Em 1968, o Le Orme ganhou uma certa fama, graças a suas apresentações ao vivo no então famoso restaurante Piper, em Roma.

O conjunto gravou um novo single, “Senti l'estate che torna”. Com esta peça, também publicada em inglês com o título “Summer Comin'”, ele participou da competição Un disco per l'estate: para essa participação, foi contratado um novo músico, o tecladista Tony Pagliuca , fundador do Hopopi, então recentemente dissolvido.

No final do mesmo ano, os cinco entraram no estúdio de gravação para gravar seu primeiro álbum, Ad gloriam. Como dizia o título, o disco foi registrado apenas ‘para a glória’, pois os cinco sabiam que a operação era arriscada e que o trabalho teria tido pouco sucesso comercial, como de fato aconteceu, e isso causou a fim das relações com o selo CAR Juke Box.

Tony Pagliuca

Mais mudanças

Em 1969, o baixista Galieti foi forçado a abandonar o grupo por causa do serviço militar, e Tagliapietra foi quem o substituiu na função. Dei Rossi, também chamado às armas, permaneceu tocando de qualquer maneira, sendo substituído por um curto período por Dave Baker, inglês, com quem a banda gravou o single “Irene” (também publicado em inglês com o título “She lives for today”) e mais duas faixas, que deveriam ter permanecido apenas como audições, uma breve proposta do “Concerto de Brandenburgo n.3”, de Johann Sebastian Bach, e “Blue Rondò à la Turk”, clássico de Dave Brubeck.

A gravação deste single representou, de fato, a gênese do rock progressivo italiano, mas só foi publicada em 1973, pois, em 1969, não era considerada adequada para o público local.

Essas duas peças também marcaram o avanço musical do grupo, abandonando assim as notas fáceis do estilo Beat, base de Ad gloriam, para sempre.

Consolidação

Naquela época, o grupo gravou e publicou outros singles, reunidos em L'aurora delle Orme, uma espécie de compilação que, lançada sem a autorização do grupo, logo foi retirada do mercado: seria republicada apenas muitos anos depois.

As diferenças de opinião entre Pagliuca, que queria focar o som da banda no teclado, e Smeraldi, que preferia que o conjunto se concentrasse em sua guitarra solo, foram as causas da saída deste último.

Smeraldi não foi substituído e, portanto, o grupo rapidamente se viu de um quinteto a um trio, naquela que é geralmente identificada como sua ‘formação clássica’: Tagliapietra no baixo, guitarra e vocais, Pagliuca no teclado e Dei Rossi na bateria.
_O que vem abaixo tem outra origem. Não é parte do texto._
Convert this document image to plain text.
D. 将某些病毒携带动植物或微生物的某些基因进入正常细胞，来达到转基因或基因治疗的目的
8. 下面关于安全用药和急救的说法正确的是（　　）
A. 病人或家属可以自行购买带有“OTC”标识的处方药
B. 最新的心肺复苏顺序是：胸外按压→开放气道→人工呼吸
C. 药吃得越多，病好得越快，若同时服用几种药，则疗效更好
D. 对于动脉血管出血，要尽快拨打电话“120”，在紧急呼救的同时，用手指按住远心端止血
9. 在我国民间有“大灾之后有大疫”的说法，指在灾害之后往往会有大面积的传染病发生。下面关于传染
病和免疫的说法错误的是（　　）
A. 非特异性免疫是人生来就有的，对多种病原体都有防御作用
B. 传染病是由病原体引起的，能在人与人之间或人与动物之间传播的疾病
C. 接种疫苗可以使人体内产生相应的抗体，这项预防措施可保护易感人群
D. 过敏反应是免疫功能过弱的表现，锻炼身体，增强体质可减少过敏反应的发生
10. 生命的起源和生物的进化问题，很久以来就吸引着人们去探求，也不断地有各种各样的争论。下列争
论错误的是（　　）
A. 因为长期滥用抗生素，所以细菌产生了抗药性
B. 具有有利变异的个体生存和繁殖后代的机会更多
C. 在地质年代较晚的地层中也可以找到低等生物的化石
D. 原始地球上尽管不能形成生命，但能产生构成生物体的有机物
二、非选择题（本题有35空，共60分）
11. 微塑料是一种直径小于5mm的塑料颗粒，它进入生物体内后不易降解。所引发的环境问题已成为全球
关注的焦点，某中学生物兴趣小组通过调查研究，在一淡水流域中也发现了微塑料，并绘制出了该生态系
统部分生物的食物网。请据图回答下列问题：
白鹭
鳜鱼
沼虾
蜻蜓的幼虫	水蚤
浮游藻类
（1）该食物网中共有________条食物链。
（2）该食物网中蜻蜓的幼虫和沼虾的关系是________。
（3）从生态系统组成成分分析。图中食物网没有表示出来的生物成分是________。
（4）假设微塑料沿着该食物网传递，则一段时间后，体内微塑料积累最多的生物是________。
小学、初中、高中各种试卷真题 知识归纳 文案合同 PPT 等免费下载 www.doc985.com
Após a saída de Smeraldi, Pagliuca é o primeiro dos músicos italianos a inferir que a música beat já está saindo de cena e que o novo pop sinfônico, vindo do Reino Unido, em breve seria um sucesso também na Itália.

Pagliuca confirmaria isso em sua primeira viagem a Londres, onde conhece Armando Gallo, jornalista-fotógrafo da revista especializada Ciao 2001, que o apresenta não somente a uma Londres pós-Beatles, mas também a grupos como Quatermass, The Nice, Yes e Emerson, Lake & Palmer.
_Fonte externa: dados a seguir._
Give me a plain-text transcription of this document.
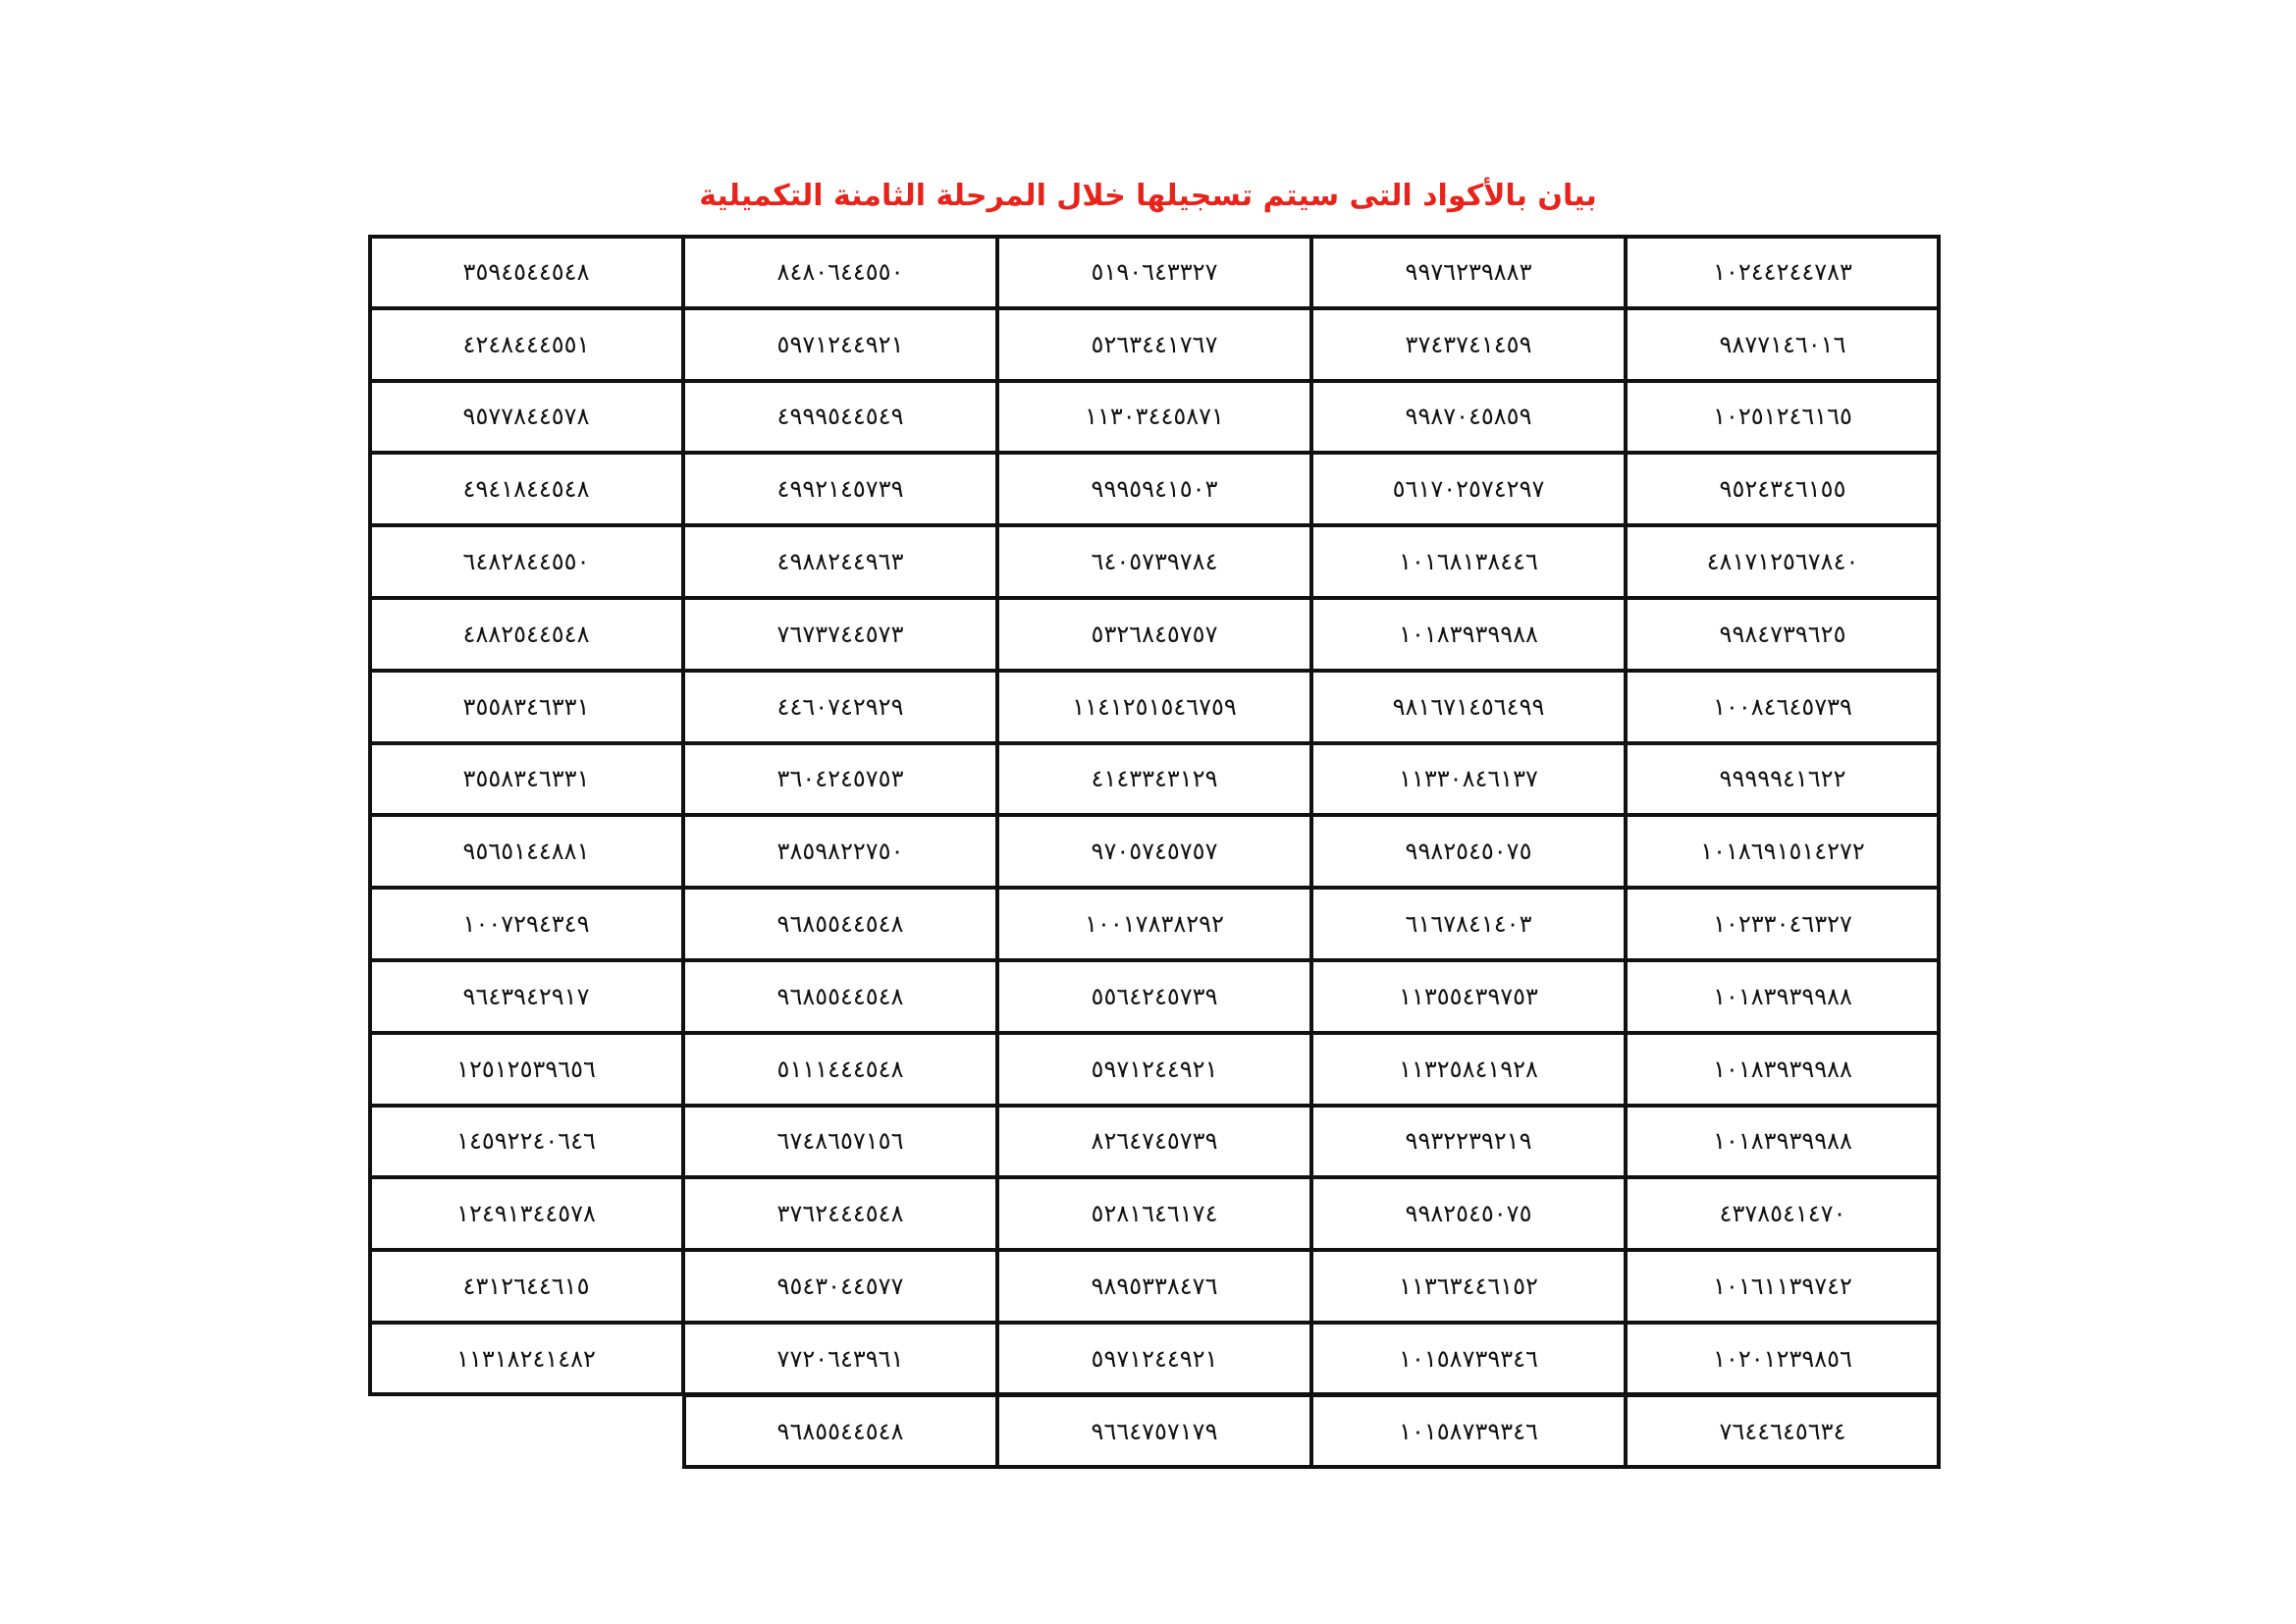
بيان بالأكواد التى سيتم تسجيلها خلال المرحلة الثامنة التكميلية
١٠٢٤٤٢٤٤٧٨٣
٩٩٧٦٢٣٩٨٨٣
٥١٩٠٦٤٣٣٢٧
٨٤٨٠٦٤٤٥٥٠
٣٥٩٤٥٤٤٥٤٨
٩٨٧٧١٤٦٠١٦
٣٧٤٣٧٤١٤٥٩
٥٢٦٣٤٤١٧٦٧
٥٩٧١٢٤٤٩٢١
٤٢٤٨٤٤٤٥٥١
١٠٢٥١٢٤٦١٦٥
٩٩٨٧٠٤٥٨٥٩
١١٣٠٣٤٤٥٨٧١
٤٩٩٩٥٤٤٥٤٩
٩٥٧٧٨٤٤٥٧٨
٩٥٢٤٣٤٦١٥٥
٥٦١٧٠٢٥٧٤٢٩٧
٩٩٩٥٩٤١٥٠٣
٤٩٩٢١٤٥٧٣٩
٤٩٤١٨٤٤٥٤٨
٤٨١٧١٢٥٦٧٨٤٠
١٠١٦٨١٣٨٤٤٦
٦٤٠٥٧٣٩٧٨٤
٤٩٨٨٢٤٤٩٦٣
٦٤٨٢٨٤٤٥٥٠
٩٩٨٤٧٣٩٦٢٥
١٠١٨٣٩٣٩٩٨٨
٥٣٢٦٨٤٥٧٥٧
٧٦٧٣٧٤٤٥٧٣
٤٨٨٢٥٤٤٥٤٨
١٠٠٨٤٦٤٥٧٣٩
٩٨١٦٧١٤٥٦٤٩٩
١١٤١٢٥١٥٤٦٧٥٩
٤٤٦٠٧٤٢٩٢٩
٣٥٥٨٣٤٦٣٣١
٩٩٩٩٩٤١٦٢٢
١١٣٣٠٨٤٦١٣٧
٤١٤٣٣٤٣١٢٩
٣٦٠٤٢٤٥٧٥٣
٣٥٥٨٣٤٦٣٣١
١٠١٨٦٩١٥١٤٢٧٢
٩٩٨٢٥٤٥٠٧٥
٩٧٠٥٧٤٥٧٥٧
٣٨٥٩٨٢٢٧٥٠
٩٥٦٥١٤٤٨٨١
١٠٢٣٣٠٤٦٣٢٧
٦١٦٧٨٤١٤٠٣
١٠٠١٧٨٣٨٢٩٢
٩٦٨٥٥٤٤٥٤٨
١٠٠٧٢٩٤٣٤٩
١٠١٨٣٩٣٩٩٨٨
١١٣٥٥٤٣٩٧٥٣
٥٥٦٤٢٤٥٧٣٩
٩٦٨٥٥٤٤٥٤٨
٩٦٤٣٩٤٢٩١٧
١٠١٨٣٩٣٩٩٨٨
١١٣٢٥٨٤١٩٢٨
٥٩٧١٢٤٤٩٢١
٥١١١٤٤٤٥٤٨
١٢٥١٢٥٣٩٦٥٦
١٠١٨٣٩٣٩٩٨٨
٩٩٣٢٢٣٩٢١٩
٨٢٦٤٧٤٥٧٣٩
٦٧٤٨٦٥٧١٥٦
١٤٥٩٢٢٤٠٦٤٦
٤٣٧٨٥٤١٤٧٠
٩٩٨٢٥٤٥٠٧٥
٥٢٨١٦٤٦١٧٤
٣٧٦٢٤٤٤٥٤٨
١٢٤٩١٣٤٤٥٧٨
١٠١٦١١٣٩٧٤٢
١١٣٦٣٤٤٦١٥٢
٩٨٩٥٣٣٨٤٧٦
٩٥٤٣٠٤٤٥٧٧
٤٣١٢٦٤٤٦١٥
١٠٢٠١٢٣٩٨٥٦
١٠١٥٨٧٣٩٣٤٦
٥٩٧١٢٤٤٩٢١
٧٧٢٠٦٤٣٩٦١
١١٣١٨٢٤١٤٨٢
٧٦٤٤٦٤٥٦٣٤
١٠١٥٨٧٣٩٣٤٦
٩٦٦٤٧٥٧١٧٩
٩٦٨٥٥٤٤٥٤٨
De volta a Veneza, ele convence seus companheiros de Le Orme (Aldo Tagliapietra e Michi dei Rossi) a experimentarem e a desenvolverem novas linguagens musicais. Nasce também uma viagem à Ilha de Wight, para vivenciarem a nova onda de rock no Festival de 1970.

Aldo Tagliapietra

Collage

O trio mudou de gravadora, passando primeiro pela Telegram (subsidiária da Phonogram) e depois ficou na Philips Records, com a qual lançou o single “Il profumo delle viole” e, em 1971, o álbum Collage.
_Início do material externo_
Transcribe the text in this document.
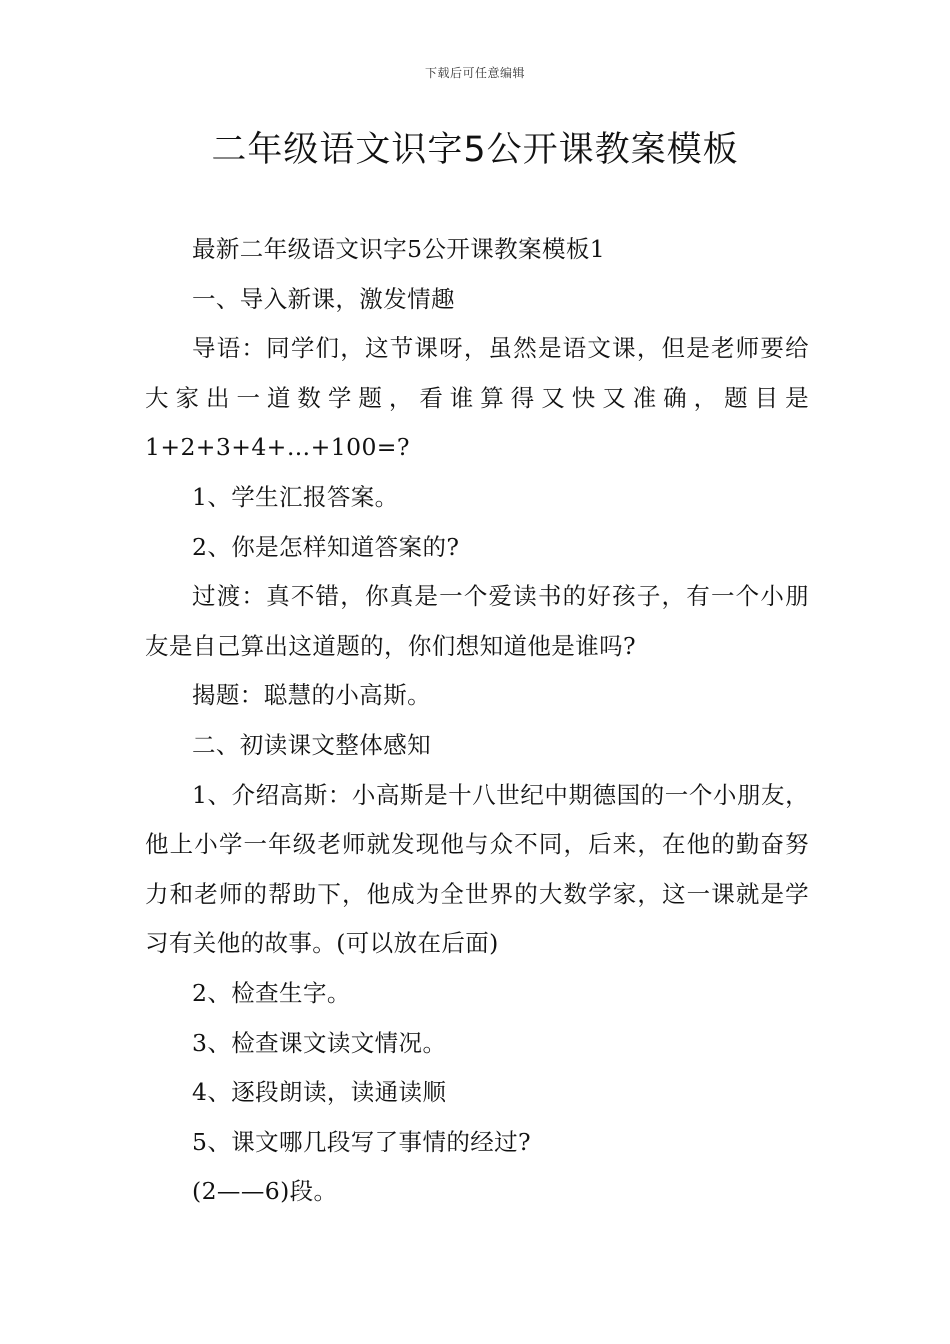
下载后可任意编辑
二年级语文识字5公开课教案模板

最新二年级语文识字5公开课教案模板1

一、导入新课，激发情趣

导语：同学们，这节课呀，虽然是语文课，但是老师要给大家出一道数学题，看谁算得又快又准确，题目是1+2+3+4+…+100=?

1、学生汇报答案。

2、你是怎样知道答案的?

过渡：真不错，你真是一个爱读书的好孩子，有一个小朋友是自己算出这道题的，你们想知道他是谁吗?

揭题：聪慧的小高斯。

二、初读课文整体感知

1、介绍高斯：小高斯是十八世纪中期德国的一个小朋友，他上小学一年级老师就发现他与众不同，后来，在他的勤奋努力和老师的帮助下，他成为全世界的大数学家，这一课就是学习有关他的故事。(可以放在后面)

2、检查生字。

3、检查课文读文情况。

4、逐段朗读，读通读顺

5、课文哪几段写了事情的经过?

(2——6)段。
O registro aborda temas muito atuais (como prostituição em “Era inverno”). Apesar da profunda tristeza das letras, destaca-se o esforço criativo do grupo em busca de novos estilos: acima de tudo, destaca-se a intenção de se afastar dos esquemas padrões, sem renunciá-los.

O vínculo com a música clássica é de fundamental importância, tanto que a peça de abertura, “Collage”, contém uma seção de cravo retirada da famosa sonata K 380, de Domenico Scarlatti.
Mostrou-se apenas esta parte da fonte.